Modern imperialism is often thought of as something that begins where normal sovereign state rule ends, a temporal convention that carries some dubious consequences for our understanding of both imperialism and sovereignty. Justin Mueller considers an alternative way to conceptualize when imperialism begins, and the consequences of this shift for how we understand sovereignty.

Since the end of the Cold War, the rise of the United States as a unipolar hegemon, and the string of military ventures it launched after the 9/11 attacks, popular and scholarly efforts to understand and deploy the concept of imperialism have been plentiful. Its utility as a theoretical tool for highlighting certain forms of political and economic violence, domination, and exploitation seems clear, as does its polemical value in practical political struggles over foreign policy. Regularly juxtaposed against sovereign state rule, modern imperialism conjures the sense of moving beyond the pale of legitimate political activity and carrying aspects of rule beyond their prescribed limits. In essence, imperialism is conceived of as beginning at the point where legitimate rule ends. In spite of its usefulness, this conventional way of thinking about when imperialism begins – its temporality – carries some usually unrecognized drawbacks and complications. My recent article in Politics, “Temporality, sovereignty, and imperialism: When is imperialism?” explores these limitations and provides an alternative means of conceptualizing imperialism by rethinking its temporality.

One of the key problems with imperialism’s conventional temporality is its effects on how we perceive state sovereignty. By externalizing imperialism from sovereignty and diminishing our ability to see their continuity, this conventional temporality helps normalize state rule over a given people and territory by manufacturing a kind of “givenness” to that rule (what RBJ Walker calls a “discourse of eternity” and Paul Kramer refers to as a “spatial ideology”). It reifies the state, naturalizes and reinforces its mechanisms of social control, violence, and legitimation, and thus helps (however inadvertently) sustain the “internal” inequalities and dominations that comprise a given state’s rule. While this conception of imperialism opens up possibilities for understanding and challenging great harms inflicted outside of state borders, it simultaneously undermines our ability to consistently understand and challenge comparable harms within those borders, especially when there are continuities between the two.

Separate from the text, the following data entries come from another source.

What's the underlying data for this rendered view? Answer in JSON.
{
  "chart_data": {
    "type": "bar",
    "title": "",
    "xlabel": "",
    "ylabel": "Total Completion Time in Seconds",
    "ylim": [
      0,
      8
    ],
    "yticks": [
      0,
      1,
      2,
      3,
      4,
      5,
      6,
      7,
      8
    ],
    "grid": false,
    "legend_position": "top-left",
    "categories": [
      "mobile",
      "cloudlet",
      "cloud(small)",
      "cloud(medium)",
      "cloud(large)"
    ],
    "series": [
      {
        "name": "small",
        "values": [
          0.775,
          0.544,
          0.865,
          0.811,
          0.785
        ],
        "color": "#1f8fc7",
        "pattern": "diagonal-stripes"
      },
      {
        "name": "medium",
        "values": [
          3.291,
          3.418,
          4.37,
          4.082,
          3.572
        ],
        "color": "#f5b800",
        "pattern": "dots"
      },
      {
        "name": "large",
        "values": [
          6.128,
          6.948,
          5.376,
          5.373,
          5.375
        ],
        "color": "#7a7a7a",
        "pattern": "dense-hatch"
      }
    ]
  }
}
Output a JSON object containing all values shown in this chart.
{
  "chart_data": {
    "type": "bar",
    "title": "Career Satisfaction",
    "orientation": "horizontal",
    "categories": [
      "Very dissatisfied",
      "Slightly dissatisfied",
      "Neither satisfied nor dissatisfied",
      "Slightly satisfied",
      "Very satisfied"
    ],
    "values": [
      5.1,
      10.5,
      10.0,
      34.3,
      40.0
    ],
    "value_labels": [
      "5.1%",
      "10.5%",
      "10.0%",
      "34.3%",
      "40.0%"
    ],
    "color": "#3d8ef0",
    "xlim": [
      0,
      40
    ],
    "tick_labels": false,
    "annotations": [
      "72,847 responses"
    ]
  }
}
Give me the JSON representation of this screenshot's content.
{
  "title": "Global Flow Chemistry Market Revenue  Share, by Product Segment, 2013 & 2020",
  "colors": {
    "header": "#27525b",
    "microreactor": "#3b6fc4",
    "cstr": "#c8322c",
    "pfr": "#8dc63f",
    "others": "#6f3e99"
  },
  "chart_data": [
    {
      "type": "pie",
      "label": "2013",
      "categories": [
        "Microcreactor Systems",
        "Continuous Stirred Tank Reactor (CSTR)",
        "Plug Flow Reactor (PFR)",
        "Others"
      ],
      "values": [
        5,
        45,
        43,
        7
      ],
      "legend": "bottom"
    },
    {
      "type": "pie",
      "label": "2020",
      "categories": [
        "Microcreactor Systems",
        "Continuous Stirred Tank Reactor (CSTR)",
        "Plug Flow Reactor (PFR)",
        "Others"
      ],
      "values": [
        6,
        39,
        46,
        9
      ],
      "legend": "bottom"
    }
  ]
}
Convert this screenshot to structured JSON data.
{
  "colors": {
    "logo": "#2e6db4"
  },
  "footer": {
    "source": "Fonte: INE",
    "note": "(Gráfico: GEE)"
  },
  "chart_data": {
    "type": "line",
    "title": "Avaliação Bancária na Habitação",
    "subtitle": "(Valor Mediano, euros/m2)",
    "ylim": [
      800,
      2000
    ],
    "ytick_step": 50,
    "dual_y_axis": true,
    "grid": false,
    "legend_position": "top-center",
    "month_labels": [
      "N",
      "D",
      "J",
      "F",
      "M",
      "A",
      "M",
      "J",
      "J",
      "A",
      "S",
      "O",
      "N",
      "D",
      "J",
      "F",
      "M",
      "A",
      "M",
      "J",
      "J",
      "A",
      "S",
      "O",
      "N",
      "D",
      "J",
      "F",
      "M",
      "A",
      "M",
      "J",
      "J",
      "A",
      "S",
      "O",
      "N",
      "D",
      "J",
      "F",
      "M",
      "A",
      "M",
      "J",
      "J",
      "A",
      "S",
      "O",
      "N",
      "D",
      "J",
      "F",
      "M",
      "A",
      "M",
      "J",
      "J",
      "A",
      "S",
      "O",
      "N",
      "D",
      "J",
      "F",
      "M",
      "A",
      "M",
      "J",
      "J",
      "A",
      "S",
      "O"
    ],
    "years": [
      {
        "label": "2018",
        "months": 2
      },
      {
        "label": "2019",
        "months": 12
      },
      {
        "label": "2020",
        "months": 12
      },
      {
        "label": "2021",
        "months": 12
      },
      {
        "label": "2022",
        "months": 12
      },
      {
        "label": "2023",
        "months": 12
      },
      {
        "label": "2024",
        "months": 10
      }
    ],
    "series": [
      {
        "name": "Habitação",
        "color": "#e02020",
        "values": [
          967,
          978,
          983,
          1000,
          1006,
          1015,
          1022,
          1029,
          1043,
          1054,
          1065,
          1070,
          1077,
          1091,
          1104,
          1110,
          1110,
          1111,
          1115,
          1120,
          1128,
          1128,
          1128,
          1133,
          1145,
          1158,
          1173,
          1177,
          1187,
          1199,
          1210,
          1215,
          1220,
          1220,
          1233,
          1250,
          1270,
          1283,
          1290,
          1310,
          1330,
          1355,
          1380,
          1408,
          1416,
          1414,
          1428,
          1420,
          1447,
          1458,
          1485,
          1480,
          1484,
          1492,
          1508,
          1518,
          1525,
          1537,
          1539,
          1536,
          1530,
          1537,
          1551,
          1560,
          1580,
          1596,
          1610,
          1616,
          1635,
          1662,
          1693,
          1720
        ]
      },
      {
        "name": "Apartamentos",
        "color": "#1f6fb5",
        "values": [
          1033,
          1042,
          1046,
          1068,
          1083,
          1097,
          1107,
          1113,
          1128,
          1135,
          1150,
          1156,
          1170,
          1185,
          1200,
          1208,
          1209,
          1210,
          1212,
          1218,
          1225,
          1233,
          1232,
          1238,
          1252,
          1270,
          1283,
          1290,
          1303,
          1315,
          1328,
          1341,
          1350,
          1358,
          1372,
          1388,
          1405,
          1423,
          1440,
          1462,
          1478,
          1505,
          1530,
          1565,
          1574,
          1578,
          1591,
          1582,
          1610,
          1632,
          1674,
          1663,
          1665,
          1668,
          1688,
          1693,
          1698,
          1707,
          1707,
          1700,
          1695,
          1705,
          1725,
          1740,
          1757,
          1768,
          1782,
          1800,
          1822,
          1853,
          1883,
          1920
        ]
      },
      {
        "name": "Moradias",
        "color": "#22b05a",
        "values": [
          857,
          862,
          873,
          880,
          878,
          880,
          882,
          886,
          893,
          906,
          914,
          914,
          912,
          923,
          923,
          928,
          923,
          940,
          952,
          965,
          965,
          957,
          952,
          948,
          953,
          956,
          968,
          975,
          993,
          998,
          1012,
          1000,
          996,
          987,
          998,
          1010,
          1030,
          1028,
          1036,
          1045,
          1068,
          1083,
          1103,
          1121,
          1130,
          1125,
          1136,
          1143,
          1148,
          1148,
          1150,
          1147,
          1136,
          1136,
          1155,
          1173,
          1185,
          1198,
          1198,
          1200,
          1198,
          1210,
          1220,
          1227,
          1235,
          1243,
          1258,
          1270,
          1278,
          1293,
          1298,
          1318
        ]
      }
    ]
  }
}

To get around such limitations, I develop an alternative “critical” temporality of imperialism. Instead of framing imperialism as emerging beyond the limits of state sovereignty, I argue for why we should think of sovereign state rule as always-already imperial in character. Emphasizing the continuity of imperialism and sovereign state rule with regards to many of imperialism’s ostensibly defining characteristics (such as scalar power distributions, brutality, economic exploitation, hierarchically differentiated groups, and vulnerability of subject populations), we see that imperialism is something that always-already emerges in the process of constituting sovereign state rule in each moment. Highlighting the work of Charles Tilly, radical Chicano and Black scholars who have used the idea of “internal colonialism” as a lens for explaining the formation and maintenance of systems of racialized inequalities, as well as historical scholarship on the imperial relationship between the expansionist Sunbelt cities in the U.S. and their exploited hinterlands, I argue that imperialism is part and parcel of state sovereignty rather than something beyond it. This critical temporal shift lets us retain imperialism as a useful explanatory and normative tool for highlighting forms of violence, exploitation, and domination beyond state borders. At the same time, it opens up its use for critiquing forms of violence, exploitation, and domination within those borders.

Justin C. Mueller

Justin C. Mueller

Justin C. Mueller is a Lecturer at Northeastern University and Purdue University.